Даже в Петроградской губернии, писал корреспондент «Петроградского листка», массами овладело полное безразличие к выборам самого разного уровня: «Плохие выборы в волость ещё полбеды: сама волость и поплатится за них своими боками и мошнами. А послать негодного человека в Учредительное собрание – это грех перед всей Россией, потому что 800 членов Собрания будут устанавливать порядки для всей нашей великой родины, и каждый неподходящий человек может причинить ей много вреда и горя».
* * *
Страна жила своими проблемами.
Газета «Коммерсант» от 5 октября 1917 года писала: «Просматривая московские и провинциальные газеты, беспрестанно натыкаешься на сообщения о развивающейся всюду безработице. В Нижнем Новгороде за последнее время усиленно ликвидируются торговые и промышленные предприятия. Нижняя часть города – торговая часть – совершенно опустела…
В Астрахань ввиду распространившихся слухов о хороших заработках съехалась масса рабочих, в результате чего в городе скопилось до 10 000 безработных».
«Биржевые ведомости»: «Рубль на заграничных рынках оценивается сейчас не выше 10 коп. довоенного времени и обнаруживает явную тенденцию к дальнейшему падению. Когда он будет стоить ровно 0, это будет значить, что мы порвали всякие экономические и политические связи со всем миром, что нам никто не верит и ни в какое общение с нами вступать не желает. Это будет значить состояние войны буквально со всем миром, войны явно безнадёжной».

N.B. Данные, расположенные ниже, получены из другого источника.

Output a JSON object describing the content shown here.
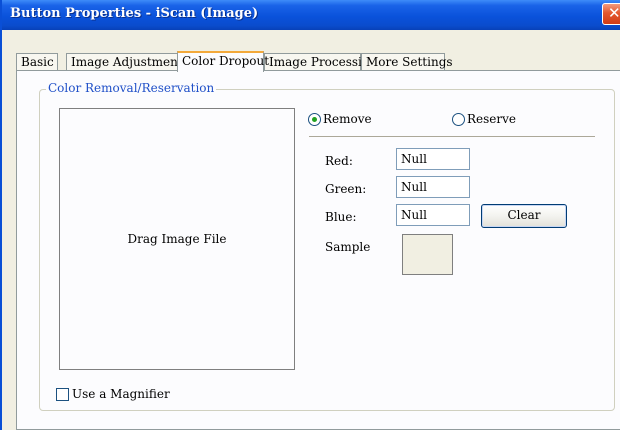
{
  "window": {
    "title": "Button Properties - iScan (Image)",
    "close_glyph": "✕"
  },
  "tabs": [
    {
      "label": "Basic",
      "active": false
    },
    {
      "label": "Image Adjustment",
      "active": false
    },
    {
      "label": "Color Dropout",
      "active": true
    },
    {
      "label": "Image Processing",
      "active": false
    },
    {
      "label": "More Settings",
      "active": false
    }
  ],
  "group": {
    "title": "Color Removal/Reservation"
  },
  "dropzone": {
    "label": "Drag Image File"
  },
  "magnifier": {
    "label": "Use a Magnifier",
    "checked": false
  },
  "mode": {
    "remove_label": "Remove",
    "reserve_label": "Reserve",
    "selected": "Remove"
  },
  "fields": {
    "red_label": "Red:",
    "red_value": "Null",
    "green_label": "Green:",
    "green_value": "Null",
    "blue_label": "Blue:",
    "blue_value": "Null",
    "sample_label": "Sample"
  },
  "buttons": {
    "clear_label": "Clear"
  },
  "colors": {
    "titlebar": "#0a52db",
    "active_tab_highlight": "#f3a93a",
    "group_title": "#2050c8",
    "radio_selected": "#21a121",
    "close_button": "#d23c16"
  }
}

«Петроградский листок»: «Одни покупают по карточкам... Одни стоят в хвостах. Другие устроились несколько иначе. Спасской районной управой в течение последней недели было отобрано у частных лиц до 100 пуд мяса с клеймом скотобоен. Удалось также открыть и большие запасы овса. Особенно характерно то обстоятельство, что некоторые кооперативы, получая для своих членов хлеб, ухитрялись до сих пор сбывать его по трактирам и ресторанам – конечно, за повышенную цену»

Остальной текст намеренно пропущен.